‘The next decade will see the way people interact with computers and electronic devices ‘humanised’, thanks to widely available massive processing power and a variety of new technologies,’ began an EW story in 2005, ‘at least that’s Intel’s vision of the best application for powerful multi-core, multi-threaded processors, delivered at this year’s Intel Developer Forum in San Francisco. Multi-core, multi-threaded processors were themselves cited by Craig Barrett earlier this week as the best use of the vast transistor budget available from modern processes’.
‘In outlining the plan Justin Rattner, director of Intel’s Corporate Technology Group, ran through a slew of novel ideas and technologies that will have to combine in order to perform demanding generic tasks, or ‘workload models’, such as recognition, data mining, and synthesis, that Intel has identified.’
“Imagine a phone that can translate languages in real time so you can talk to people in other countries more easily, or finding a photo of your children playing with a pet from among the thousands of photos you have stored in multiple computers in your house,” said Rattner, “these tasks might seem simple, but they require levels of performance, sophistication and intelligence in both hardware and software that don’t exist today.”
“Something we’re particularly interested in is being able to predict the future. We envision an age in which computing is less prescriptive and more predictive… We’ve identified a very large number of platform ingredients.”
‘Among those ingredients are virtual platforms, photonics, special purpose hardware, speech, vision, low power, 3D packaging, and sensors. Massive parallelism through the use of multiple cores is crucial.

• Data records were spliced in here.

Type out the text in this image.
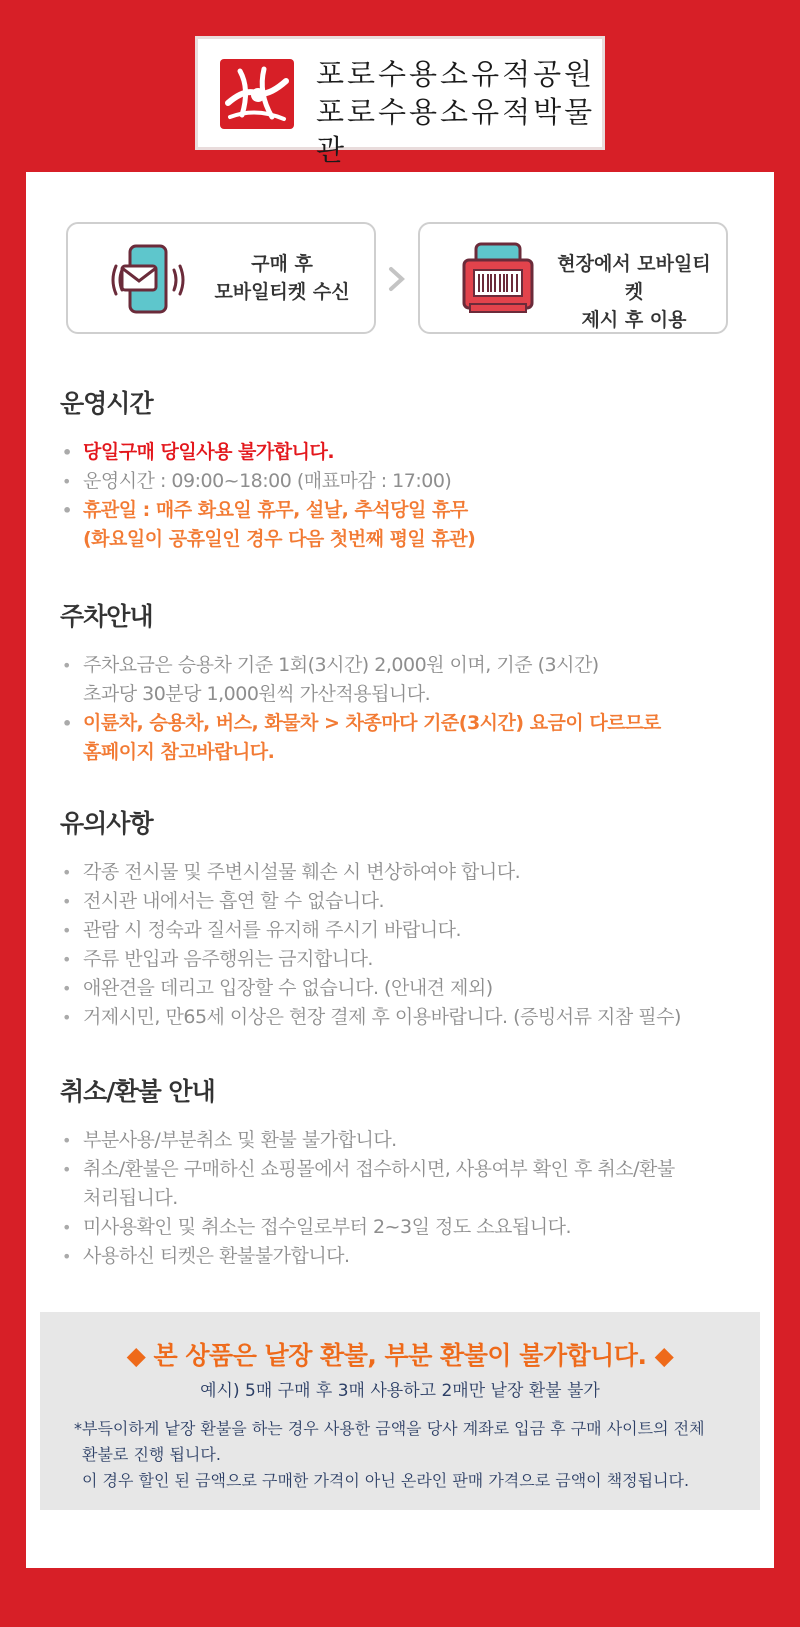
포로수용소유적공원
포로수용소유적박물관
구매 후
모바일티켓 수신
현장에서 모바일티켓
제시 후 이용
운영시간
• 당일구매 당일사용 불가합니다.
• 운영시간 : 09:00~18:00 (매표마감 : 17:00)
• 휴관일 : 매주 화요일 휴무, 설날, 추석당일 휴무
(화요일이 공휴일인 경우 다음 첫번째 평일 휴관)
주차안내
• 주차요금은 승용차 기준 1회(3시간) 2,000원 이며, 기준 (3시간)
초과당 30분당 1,000원씩 가산적용됩니다.
• 이륜차, 승용차, 버스, 화물차 > 차종마다 기준(3시간) 요금이 다르므로
홈페이지 참고바랍니다.
유의사항
• 각종 전시물 및 주변시설물 훼손 시 변상하여야 합니다.
• 전시관 내에서는 흡연 할 수 없습니다.
• 관람 시 정숙과 질서를 유지해 주시기 바랍니다.
• 주류 반입과 음주행위는 금지합니다.
• 애완견을 데리고 입장할 수 없습니다. (안내견 제외)
• 거제시민, 만65세 이상은 현장 결제 후 이용바랍니다. (증빙서류 지참 필수)
취소/환불 안내
• 부분사용/부분취소 및 환불 불가합니다.
• 취소/환불은 구매하신 쇼핑몰에서 접수하시면, 사용여부 확인 후 취소/환불
처리됩니다.
• 미사용확인 및 취소는 접수일로부터 2~3일 정도 소요됩니다.
• 사용하신 티켓은 환불불가합니다.
◆ 본 상품은 낱장 환불, 부분 환불이 불가합니다. ◆
예시) 5매 구매 후 3매 사용하고 2매만 낱장 환불 불가
*부득이하게 낱장 환불을 하는 경우 사용한 금액을 당사 계좌로 입금 후 구매 사이트의 전체
환불로 진행 됩니다.
이 경우 할인 된 금액으로 구매한 가격이 아닌 온라인 판매 가격으로 금액이 책정됩니다.
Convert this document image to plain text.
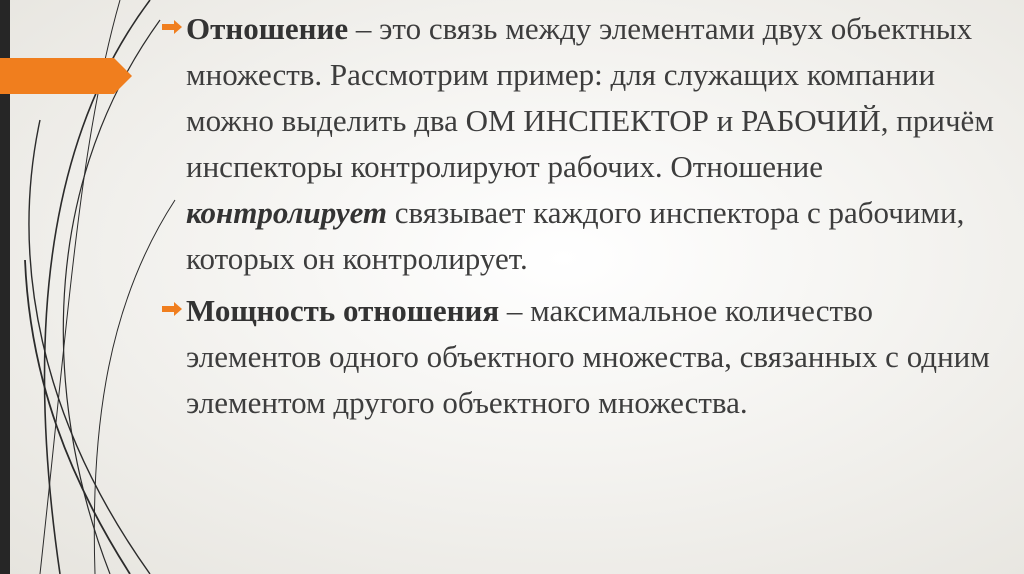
Отношение – это связь между элементами двух объектных множеств. Рассмотрим пример: для служащих компании можно выделить два ОМ ИНСПЕКТОР и РАБОЧИЙ, причём инспекторы контролируют рабочих. Отношение контролирует связывает каждого инспектора с рабочими, которых он контролирует.

Мощность отношения – максимальное количество элементов одного объектного множества, связанных с одним элементом другого объектного множества.
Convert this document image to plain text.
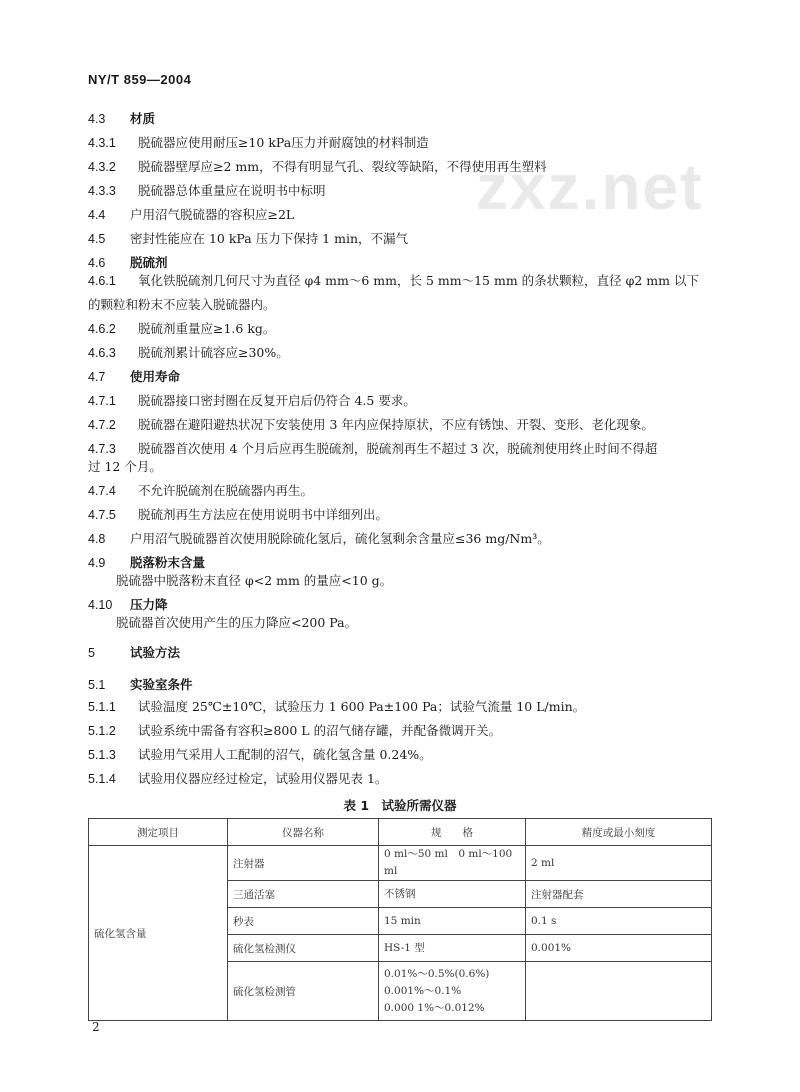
NY/T 859—2004
zxz.net
4.3 材质
4.3.1 脱硫器应使用耐压≥10 kPa压力并耐腐蚀的材料制造
4.3.2 脱硫器壁厚应≥2 mm，不得有明显气孔、裂纹等缺陷，不得使用再生塑料
4.3.3 脱硫器总体重量应在说明书中标明
4.4 户用沼气脱硫器的容积应≥2L
4.5 密封性能应在 10 kPa 压力下保持 1 min，不漏气
4.6 脱硫剂
4.6.1 氧化铁脱硫剂几何尺寸为直径 φ4 mm～6 mm，长 5 mm～15 mm 的条状颗粒，直径 φ2 mm 以下
的颗粒和粉末不应装入脱硫器内。
4.6.2 脱硫剂重量应≥1.6 kg。
4.6.3 脱硫剂累计硫容应≥30%。
4.7 使用寿命
4.7.1 脱硫器接口密封圈在反复开启后仍符合 4.5 要求。
4.7.2 脱硫器在避阳避热状况下安装使用 3 年内应保持原状，不应有锈蚀、开裂、变形、老化现象。
4.7.3 脱硫器首次使用 4 个月后应再生脱硫剂，脱硫剂再生不超过 3 次，脱硫剂使用终止时间不得超
过 12 个月。
4.7.4 不允许脱硫剂在脱硫器内再生。
4.7.5 脱硫剂再生方法应在使用说明书中详细列出。
4.8 户用沼气脱硫器首次使用脱除硫化氢后，硫化氢剩余含量应≤36 mg/Nm³。
4.9 脱落粉末含量
脱硫器中脱落粉末直径 φ<2 mm 的量应<10 g。
4.10 压力降
脱硫器首次使用产生的压力降应<200 Pa。
5	试验方法
5.1 实验室条件
5.1.1 试验温度 25℃±10℃，试验压力 1 600 Pa±100 Pa；试验气流量 10 L/min。
5.1.2 试验系统中需备有容积≥800 L 的沼气储存罐，并配备微调开关。
5.1.3 试验用气采用人工配制的沼气，硫化氢含量 0.24%。
5.1.4 试验用仪器应经过检定，试验用仪器见表 1。
表 1　试验所需仪器
测定项目	仪器名称	规　　格	精度或最小刻度
硫化氢含量	注射器	0 ml～50 ml　0 ml～100 ml	2 ml
	三通活塞	不锈钢	注射器配套
	秒表	15 min	0.1 s
	硫化氢检测仪	HS-1 型	0.001%
	硫化氢检测管	0.01%～0.5%(0.6%)
0.001%～0.1%
0.000 1%～0.012%	

2
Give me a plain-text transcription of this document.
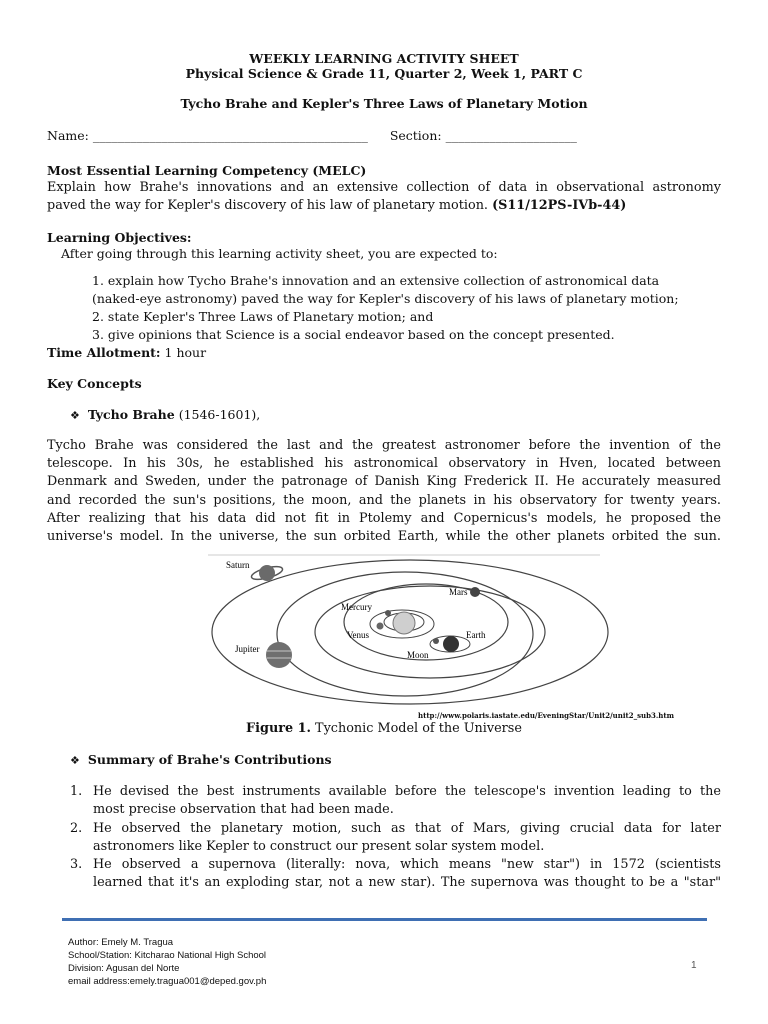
WEEKLY LEARNING ACTIVITY SHEET
Physical Science & Grade 11, Quarter 2, Week 1, PART C
Tycho Brahe and Kepler's Three Laws of Planetary Motion
Name: ____________________________________________ Section: _____________________
Most Essential Learning Competency (MELC)
Explain how Brahe's innovations and an extensive collection of data in observational astronomy
paved the way for Kepler's discovery of his law of planetary motion. (S11/12PS-IVb-44)
Learning Objectives:
After going through this learning activity sheet, you are expected to:
1. explain how Tycho Brahe's innovation and an extensive collection of astronomical data
(naked-eye astronomy) paved the way for Kepler's discovery of his laws of planetary motion;
2. state Kepler's Three Laws of Planetary motion; and
3. give opinions that Science is a social endeavor based on the concept presented.
Time Allotment: 1 hour
Key Concepts
❖ Tycho Brahe (1546-1601),
Tycho Brahe was considered the last and the greatest astronomer before the invention of the
telescope. In his 30s, he established his astronomical observatory in Hven, located between
Denmark and Sweden, under the patronage of Danish King Frederick II. He accurately measured
and recorded the sun's positions, the moon, and the planets in his observatory for twenty years.
After realizing that his data did not fit in Ptolemy and Copernicus's models, he proposed the
universe's model. In the universe, the sun orbited Earth, while the other planets orbited the sun.
Saturn
Mercury
Mars
Venus	Earth
Jupiter
Moon
http://www.polaris.iastate.edu/EveningStar/Unit2/unit2_sub3.htm
Figure 1. Tychonic Model of the Universe
❖ Summary of Brahe's Contributions
1. He devised the best instruments available before the telescope's invention leading to the
most precise observation that had been made.
2. He observed the planetary motion, such as that of Mars, giving crucial data for later
astronomers like Kepler to construct our present solar system model.
3. He observed a supernova (literally: nova, which means "new star") in 1572 (scientists
learned that it's an exploding star, not a new star). The supernova was thought to be a "star"
Author: Emely M. Tragua
School/Station: Kitcharao National High School
Division: Agusan del Norte
email address:emely.tragua001@deped.gov.ph
1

“I see general agreement this [parallel processing] is the way we’re going, whether we like it or not. So we better address the programmability issues. The big ‘if’ will be can the software technology come on quickly enough to drive a significant increase in core count?”
“We’re talking about potentially hundreds of cores per processor,” continued Rattner, although he later added: “I can see late in the decade four cores, and probably staying [at that number] for a long time.”
‘He then described an approach called ‘domain specific parallel programming’, in which a compiler fed with code optimised to exploit the parallelism matches the task at hand to the resources at runtime. A demonstration showed code written in a domain-specific language Intel calls ‘Baker’ executing to control eight simulated cores.’
‘Applications also need to be written to take advantage of multiple cores, and some applications will be more suitable than others. “I think Photoshop filters will be one of the first things that takes advantage of high core counts,” Rattner said.
‘Alongside all this, memory bandwidth must be increased in order to implement multiple cores. Intel is advocating a wafer-on-wafer 3D stacking process to mate DRAM cells with processors. Such an approach could create millions of connections, and Rattner said maybe 256Mbit of memory could realistically sit directly on one CPU.’
“That’s the kind of increase in memory-to-processor connections we need to meet the memory bandwidth,” said Rattner. “The fundamental problem is you literally can’t run enough wires on and off the chip.”